Minas Gerais tem 2º melhor ambiente de negócios no país

Minas Gerais é destaque no Doing Business Subnacional Brasil 2021, ranking do Banco Mundial acerca do ambiente de negócios no país. Esta é a primeira vez que a instituição relaciona “boas práticas” e “obstáculos regulatórios” em todos os 26 estados e o Distrito Federal.

Até então, o relatório abrangia somente os dados de São Paulo e Rio de Janeiro. Atrás apenas de São Paulo, Minas aparece como um dos locais mais fáceis de se abrir e manter um negócio. Roraima vem na terceira posição. Já PPernambuco, Espírito Santo e Amapá ocuparam os últimos lugares.

O Banco Mundial utilizou dados até 1º de setembro de 2020 para elaborar o ranking. Foram analisadas somente as capitais de cada estado brasileiro em cinco aspectos fundamentais para o empreendedorismo: abertura de empresas; obtenção de alvará de construção; registro de propriedades; pagamento de impostos; e execução de contrato.

De maneira geral, o estudo mostrou que o ambiente de negócios do Brasil apresenta forte variação a nível subnacional, principalmente nas áreas de execução de contratos e de obtenção de alvarás de construção. E o desempenho global nas cinco áreas medidas indica que é mais fácil fazer negócios em São Paulo, Minas Gerais e Roraima.

Segundo o relatório da instituição, nenhuma localidade é classificada em primeiro lugar nas cinco áreas medidas, mas há oportunidades para a troca de experiências visando melhorias no ambiente de negócios em todas as localidades.

“A pontuação do Brasil relativa à facilidade de se fazer negócios seria significativamente mais alta se as boas práticas que existem em algumas localidades fossem adotadas em todas as cidades e estados, principalmente nas áreas da execução de contratos e da obtenção de alvarás de construção. Ações visando temas comuns aos diversos indicadores — como o fortalecimento da coordenação entre as agências federais, estaduais e municipais — poderiam melhorar as perspectivas de que reformas gerem resultados”, diz o documento.

O principal destaque de Minas ficou por conta do menor tempo de abertura de empresas do País (9,5 dias) e a mais alta pontuação na qualidade da regulamentação da construção (com 11 de um total de 15 pontos no respectivo índice, acima da média nacional de 8,9).
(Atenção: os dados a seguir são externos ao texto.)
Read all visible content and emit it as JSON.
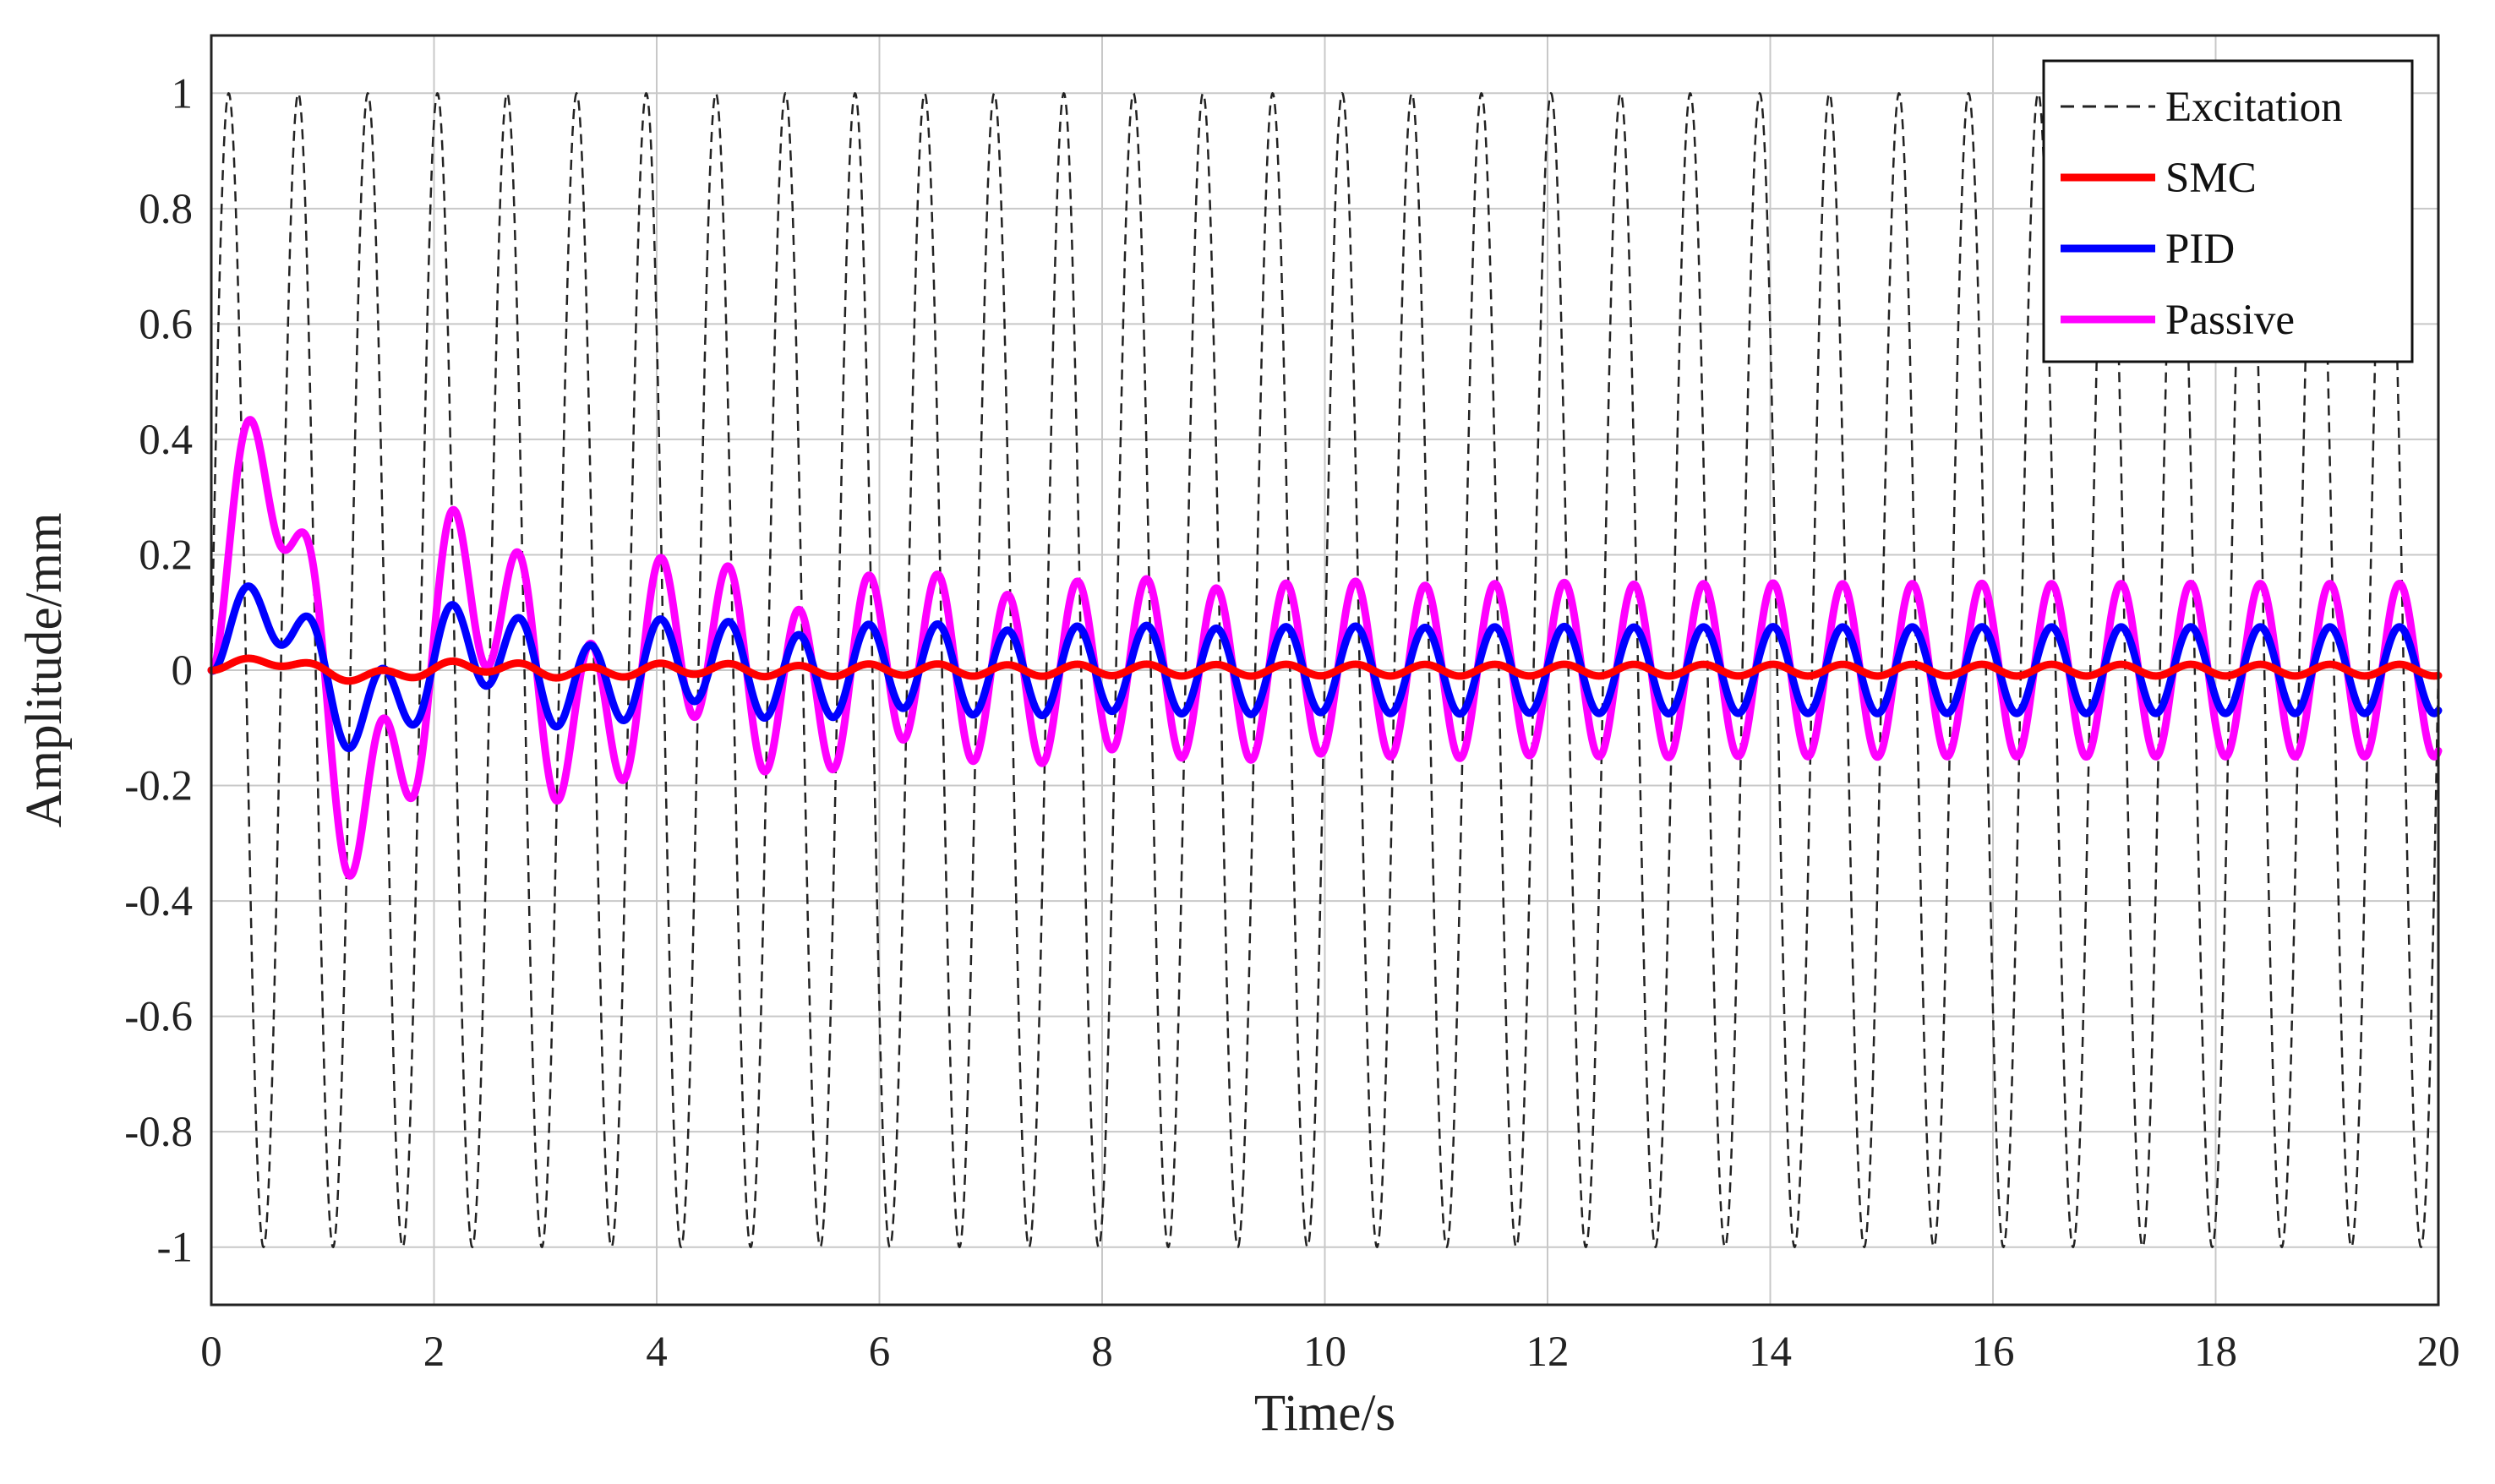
{
  "chart_data": {
    "type": "line",
    "title": "",
    "xlabel": "Time/s",
    "ylabel": "Amplitude/mm",
    "xlim": [
      0,
      20
    ],
    "ylim": [
      -1.1,
      1.1
    ],
    "x_ticks": [
      "0",
      "2",
      "4",
      "6",
      "8",
      "10",
      "12",
      "14",
      "16",
      "18",
      "20"
    ],
    "y_ticks": [
      "1",
      "0.8",
      "0.6",
      "0.4",
      "0.2",
      "0",
      "-0.2",
      "-0.4",
      "-0.6",
      "-0.8",
      "-1"
    ],
    "grid": true,
    "legend_position": "top-right",
    "series": [
      {
        "name": "Excitation",
        "color": "#222222",
        "style": "dashed",
        "model": {
          "kind": "sine",
          "amplitude": 1.0,
          "frequency_hz": 1.6,
          "offset": 0
        }
      },
      {
        "name": "SMC",
        "color": "#ff0000",
        "style": "solid",
        "model": {
          "kind": "damped_response",
          "steady_amplitude": 0.01,
          "transient_peaks": [
            0.02,
            -0.015,
            0.015,
            -0.02
          ]
        }
      },
      {
        "name": "PID",
        "color": "#0000ff",
        "style": "solid",
        "model": {
          "kind": "damped_response",
          "steady_amplitude": 0.075,
          "transient_peaks": [
            0.14,
            -0.03,
            0.12,
            -0.05,
            0.1,
            -0.06,
            0.09,
            -0.07
          ]
        }
      },
      {
        "name": "Passive",
        "color": "#ff00ff",
        "style": "solid",
        "model": {
          "kind": "damped_response",
          "steady_amplitude": 0.15,
          "transient_peaks": [
            0.46,
            -0.36,
            0.3,
            -0.24,
            0.2,
            -0.18
          ]
        }
      }
    ]
  }
}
Destaque para Belo Horizonte que usa uma plataforma on-line – o Alvará na Hora – para acelerar e racionalizar o processo de licenciamento da construção, que leva menos de 7 meses.

Sob este aspecto, a Junta Comercial do Estado de Minas Gerais (Jucemg) tem se empenhado em facilitar o ambiente de negócios com investimentos em tecnologia, desburocratizando, simplificando, proporcionando rapidez, segurança e redução de custos no processo de formalização de empresas.
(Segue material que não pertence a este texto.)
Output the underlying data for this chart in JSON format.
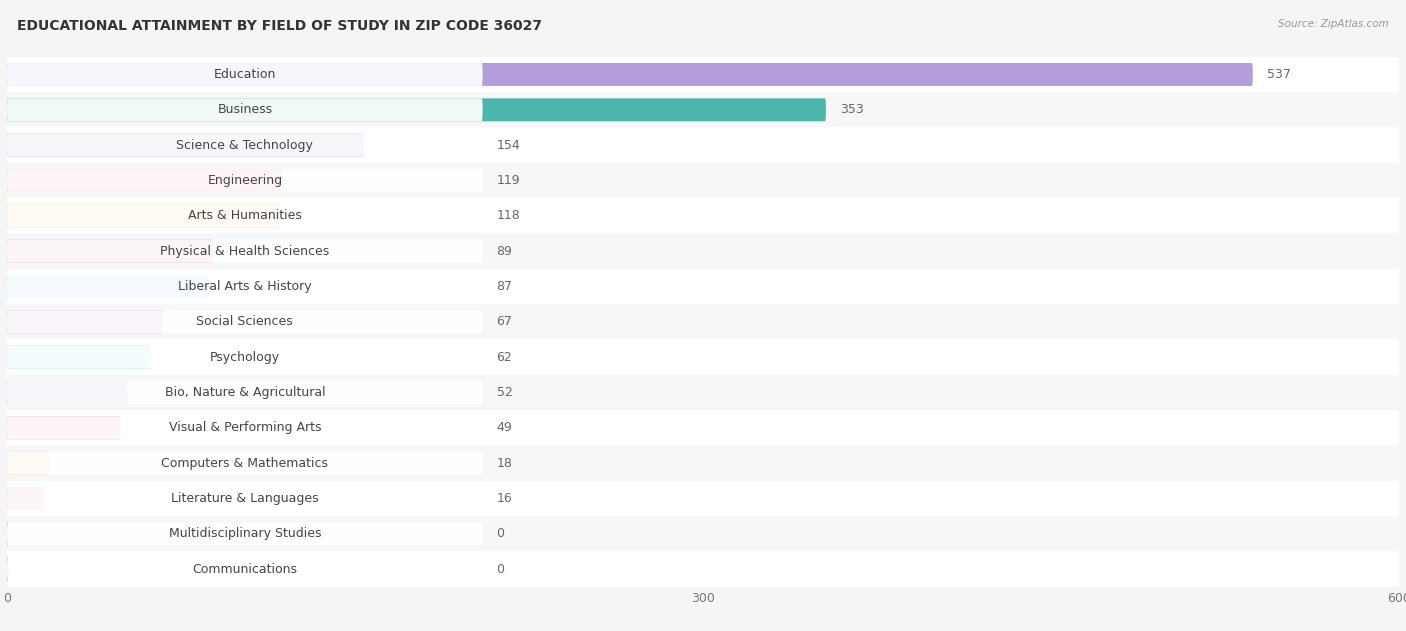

Para o presidente da Jucemg,  Bruno Falci, não apenas o trabalho interno, mas a coordenação da Redesim, que tem como objetivo integrar e simplificar o processo de formalização de pessoa jurídica, permitindo que o registro e o licenciamento sejam realizados de forma linear e digital, envolvendo diversos órgãos e instituições, permitiram alcançar o resultado. “Essa evolução está trazendo um benefício muito grande para o empresário. E uma das diretrizes dadas pelo governador no início da gestão foi a da simplificação e desburocratização dos processos, em prol de facilitar a vida do empresário que deseja aqui investir”, resume.

Falci destacou ainda que a autarquia ficou satisfeita com a classificação, porém este é apenas o início. “Temos que achar formas de facilitar ainda mais ainda a vida do empresário e do empreendedor, buscando a padronização dos entendimentos. Quem empreende não precisa de interpretação, mas de lei. E se hoje estamos em primeiro lugar com 9,5 dias para a abertura, vamos entender e trabalhar para alcançar 9 dias, depois 8,5 dias e assim sucessivamente. Isso tem que ser um desejo insaciável”, avalia

As pontuações de Minas Gerais foram: média das pontuações dos cinco tópicos (0-100): 58,3; abertura de empresas: 82 pontos e classificação 12; obtenção de alvarás de construção: 61,6 pontos e classificação 3; registro de propriedades: 53,3 pontos e classificação 12; pagamentos de impostos: 34 pontos e classificação 17; execução de contratos: 60,7 pontos e classificação 8.

Com informações do Diário do Comércio.